O Afeganistão prometeu iniciar uma investigação minuciosa depois das críticas da comunidade internacional em função das revelações sobre casos de abusos sexuais da polícia contra menores de idade.
De acordo com a AFP, os talibãs usam os menores submetidos à prática tradicional do "bacha bazi" ("brincar com meninos" em dari, uma das duas línguas oficiais afegãs) pelos policiais para atacar a própria polícia.
Este tipo de ataque matou centenas de policiais nos últimos dois anos na província central de Uruzgan, onde a prática continua muito presente.
"O presidente Ashraf Ghani ordenou uma investigação minuciosa com base nestas informações", anunciou o palácio presidencial em um comunicado.
"Quem for considerado culpado será perseguido e punido, independente da patente, de acordo com o direito afegão e nossos compromissos internacionais", completa o texto.
A prática do "bacha bazi", que consiste em utilizar jovens pré-púberes como companhia sexual, para transportar armas ou servir chá, ainda é muito presente em algumas regiões do Afeganistão.
Suboficiais de polícia, juízes, funcionários do governo e sobreviventes revelaram à AFP como os talibãs recrutam os "bacha bazi" para atacar aqueles policiais que os violentaram, expondo assim os meninos aos abusos dos dois lados do conflito afegão.
A presidência destacou que "não há espaço" na sociedade afegã para estes agressores e que está disposta a tudo, "independente do preço", para que sejam punidos.
O anúncio foi feito depois de uma série de condenações internacionais em resposta a uma reportagem da AFP.

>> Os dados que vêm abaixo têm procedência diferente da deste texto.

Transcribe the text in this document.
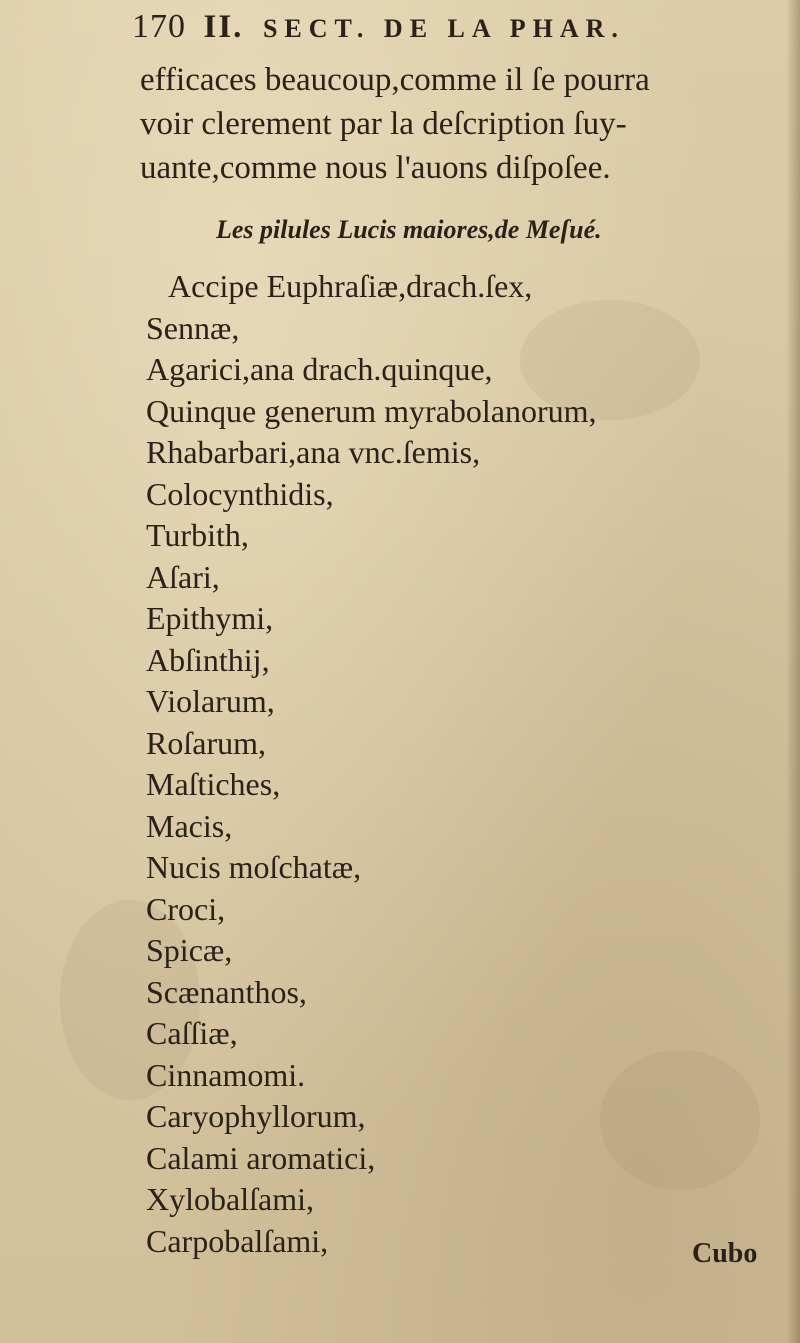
170 II. SECT. DE LA PHAR.
efficaces beaucoup,comme il ſe pourra
voir clerement par la deſcription ſuy-
uante,comme nous l'auons diſpoſee.
Les pilules Lucis maiores,de Meſué.
Accipe Euphraſiæ,drach.ſex,
Sennæ,
Agarici,ana drach.quinque,
Quinque generum myrabolanorum,
Rhabarbari,ana vnc.ſemis,
Colocynthidis,
Turbith,
Aſari,
Epithymi,
Abſinthij,
Violarum,
Roſarum,
Maſtiches,
Macis,
Nucis moſchatæ,
Croci,
Spicæ,
Scænanthos,
Caſſiæ,
Cinnamomi.
Caryophyllorum,
Calami aromatici,
Xylobalſami,
Carpobalſami,	Cubo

"Condenamos com veemência os espantosos abusos como os que são descritos na matéria", afirmou a embaixada dos Estados Unidos em Cabul.
"Estamos pressionando o governo afegão para proteger e a apoiar as vítimas e suas famílias. Pedimos à justiça que faça com que os culpados prestem contas", completou a representação diplomática.
Duncan Hunter, representante republicano no Congresso americano, pediu na semana passada "tolerância zero" e "medidas imediatas para impedir as violações de meninos na presença das forças americanas", ainda presentes no Afeganistão com quase 10 mil homens para apoiar e treinar as forças afegãs.
A Missão de Assistência das Nações Unidas no Afeganistão (Unama) afirmou que o "bacha bazi" é motivo de "grave preocupação" para a comunidade internacional.
"A Unama continua recebendo informações dispersas sobre o bacha bazi, inclusive dentro das forças de segurança afegãs, e vai cobrar do governo que todas as formas de abuso e de exploração dos meninos sejam punidas e prevenidas", afirmou à AFP Mark Bowden, representante especial adjunto da ONU no Afeganistão.
O anúncio do governo, que não divulgou um calendário preciso para as investigações, acontece a duas semanas das conferências para a renovação do compromisso internacional com o Afeganistão, no início de julho em Varsóvia e em setembro em Bruxelas.
Cabul tem uma grande dependência do apoio militar e financeiro internacional para a formação e manutenção das forças de segurança.
A falta de reação ao "bacha bazi" poderia colocar em perigo o apoio, afirmou Michael Kugleman, analista no Woodrow Wilson Center de Washington.
"Nenhum doador poderia justificar conscientemente financiar uma polícia associada a esta prática".
O ministério afegão do Interior reconhece que o "bacha bazi" é um grave crime e anunciou seu compromisso para reformar as instituições. Mas o país ainda não adotou uma legislação para punir a prática, nem anunciou qualquer iniciativa para ajudar as vítimas.